In Homer mostly "thick air, mist;" later "air" as one of the four elements. Words for "air" in Indo-European languages tend to be associated with wind, brightness, sky. In English, air replaced native lyft, luft (see loft (n.)). In old chemistry, air (with a qualifying adjective) was used of any gas.
To be in the air "in general awareness" is from 1875; up in the air "uncertain, doubtful" is from 1752. To build castles in the air "entertain visionary schemes that have no practical foundation" is from 1590s (in 17c. English had airmonger "one preoccupied with visionary projects"). Broadcasting sense (as in on the air, airplay) first recorded 1927. To give (someone) the air "dismiss" is from 1900. Air pollution is attested by 1870. Air guitar is by 1983. Air traffic controller is from 1956.
Old English hol (adj.) "hollow, concave;" as a noun, "hollow place; cave; orifice; perforation," from Proto-Germanic *hulan (source also of Old Saxon, Old Frisian, Old High German hol, Middle Dutch hool, Old Norse holr, German hohl "hollow," Gothic us-hulon "to hollow out"), from PIE root *kel- (1) "to cover, conceal, save." As an adjective, it has been displaced by hollow, which in Old English was only a noun, meaning "excavated habitation of certain wild animals."
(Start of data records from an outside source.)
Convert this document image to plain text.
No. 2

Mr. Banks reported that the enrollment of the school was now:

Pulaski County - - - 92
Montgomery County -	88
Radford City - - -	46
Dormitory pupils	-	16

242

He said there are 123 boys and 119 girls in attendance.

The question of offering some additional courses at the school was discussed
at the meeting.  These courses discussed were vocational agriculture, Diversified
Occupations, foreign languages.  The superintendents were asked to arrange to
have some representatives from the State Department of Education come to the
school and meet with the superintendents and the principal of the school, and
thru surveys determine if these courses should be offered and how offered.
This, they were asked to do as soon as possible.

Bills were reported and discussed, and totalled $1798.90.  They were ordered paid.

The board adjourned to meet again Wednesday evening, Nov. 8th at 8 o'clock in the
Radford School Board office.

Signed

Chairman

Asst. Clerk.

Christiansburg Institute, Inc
As a contemptuous word for "small dingy lodging or abode" it is attested from 1610s. Meaning "a fix, scrape, mess" is from 1760. Obscene slang use for "vulva" is implied from mid-14c. Golfing hole-in-one is from 1914; as a verbal phrase from 1913. To need (something) like a hole in the head, applied to something useless or detrimental, first recorded 1944 in entertainment publications, probably a translation of a Yiddish expression such as ich darf es vi a loch in kop.